Beyond Bank is an Australian customer-owned bank operating in South Australia, Victoria, the Australian Capital Territory, Western Australia and New South Wales. It provides financial services to its members, including savings and business accounts, term deposits, loans, insurance and financial planning, and has total assets under management of more than $5 billion.

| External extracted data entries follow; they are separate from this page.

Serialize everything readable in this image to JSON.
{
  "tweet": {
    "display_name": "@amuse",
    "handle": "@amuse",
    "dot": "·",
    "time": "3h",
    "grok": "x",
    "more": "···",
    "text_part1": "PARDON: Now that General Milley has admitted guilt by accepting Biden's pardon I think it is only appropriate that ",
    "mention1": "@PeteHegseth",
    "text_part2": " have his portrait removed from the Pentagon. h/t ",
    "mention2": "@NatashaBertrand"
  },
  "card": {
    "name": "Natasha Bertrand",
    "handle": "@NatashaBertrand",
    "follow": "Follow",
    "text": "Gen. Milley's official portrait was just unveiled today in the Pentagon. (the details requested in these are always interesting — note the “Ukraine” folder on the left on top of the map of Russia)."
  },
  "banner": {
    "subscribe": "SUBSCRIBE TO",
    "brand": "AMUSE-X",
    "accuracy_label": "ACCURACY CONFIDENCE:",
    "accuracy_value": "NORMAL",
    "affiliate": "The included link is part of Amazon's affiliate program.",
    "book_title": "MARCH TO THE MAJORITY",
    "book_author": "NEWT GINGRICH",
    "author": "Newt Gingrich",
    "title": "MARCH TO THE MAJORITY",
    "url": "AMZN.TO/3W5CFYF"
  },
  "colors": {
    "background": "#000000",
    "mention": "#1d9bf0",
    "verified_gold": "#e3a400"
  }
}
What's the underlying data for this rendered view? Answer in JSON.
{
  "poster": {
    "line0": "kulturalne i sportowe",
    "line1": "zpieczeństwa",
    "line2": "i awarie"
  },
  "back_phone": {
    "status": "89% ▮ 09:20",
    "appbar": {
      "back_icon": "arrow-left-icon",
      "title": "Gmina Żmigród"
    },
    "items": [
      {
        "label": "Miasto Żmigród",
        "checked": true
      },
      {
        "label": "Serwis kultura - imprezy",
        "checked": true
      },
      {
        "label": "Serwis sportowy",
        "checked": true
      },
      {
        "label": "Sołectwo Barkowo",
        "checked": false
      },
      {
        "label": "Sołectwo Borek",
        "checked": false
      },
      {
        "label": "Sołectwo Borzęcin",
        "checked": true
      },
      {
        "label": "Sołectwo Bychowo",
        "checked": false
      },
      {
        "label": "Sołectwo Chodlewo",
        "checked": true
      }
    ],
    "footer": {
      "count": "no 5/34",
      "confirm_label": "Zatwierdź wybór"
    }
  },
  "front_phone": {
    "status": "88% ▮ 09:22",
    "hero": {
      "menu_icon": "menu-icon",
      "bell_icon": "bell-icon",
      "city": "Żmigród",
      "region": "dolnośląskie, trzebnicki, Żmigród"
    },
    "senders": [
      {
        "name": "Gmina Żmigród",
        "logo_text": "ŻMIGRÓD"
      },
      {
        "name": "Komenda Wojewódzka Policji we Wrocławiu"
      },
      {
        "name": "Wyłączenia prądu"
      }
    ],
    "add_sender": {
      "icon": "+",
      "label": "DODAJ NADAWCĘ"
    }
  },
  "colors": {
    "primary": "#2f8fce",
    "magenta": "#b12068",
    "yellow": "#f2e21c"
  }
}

It is a certified B Corp.

==History==
Beyond Bank has operated under that name since August 2013 when the Community CPS became a mutual bank.

It has evolved through a series of mergers of various credit unions, both before and after the 2013 transition to mutual bank status:
- In March 2006, Community CPS Australia Ltd was formed in a merger between the Commonwealth public servants credit unions - CPS Credit Union (SA) Ltd and CPS Credit Union Co-operative (ACT) Ltd.
- In November 2008, Western Australian based United Credit Union Ltd and Westax merged with Community CPS and carried on business under the name United Community.
- In May 2009 the Polish Community Credit Union also merged with Community CPS.
- On 1 January 2010, Hunter Region-based Companion Credit Union (formerly Northern Mineworkers Credit Union) merged with Community CPS.
- In June 2011 Wagga Mutual Credit Union, based in the Riverina, merged with Community CPS.
- In August 2013 Alliance One Credit Union merged with Community CPS and all previously merged entities were rebranded to create Beyond Bank.
- In April 2016 Country First Credit Union, based in Griffth, merged with Beyond Bank.
- In May 2016 Beyond Bank acquired Universal Financial Planning in the Hunter region.
- In February 2018 My Credit Union, based in NSW, merged with Beyond Bank.
- On 1 March 2020, Nexus Mutual (formerly Esso employees credit union), based in Melbourne, merged with Beyond Bank.
- On 1 April 2022, South West Mutual Credit Union, based in Warrnambool, merged with Beyond Bank, bringing their 13,000 customers.
- On 1 February 2024, First Choice Credit Union, based in Orange, New South Wales, merged with Beyond Bank, bringing their 4,000 customers.
- On 1 March 2024, AWA Alliance Bank, originally the Point Henry Credit Co-operative for employees of Alcoa in Geelong, merged with Beyond Bank, bringing with them 40,000 customers.
- On 1 March 2026, Family First Bank (formerly Lithgow Mutual Credit Union) was absorbed into Beyond Bank.

==Accolades==
In 2012 Community CPS was named Money Magazine's Credit Union of the Year 2012 and awarded the 2012 Mozo People's Choice Award for Best Credit Union.

In June 2016 Beyond Bank became a certified B Corp.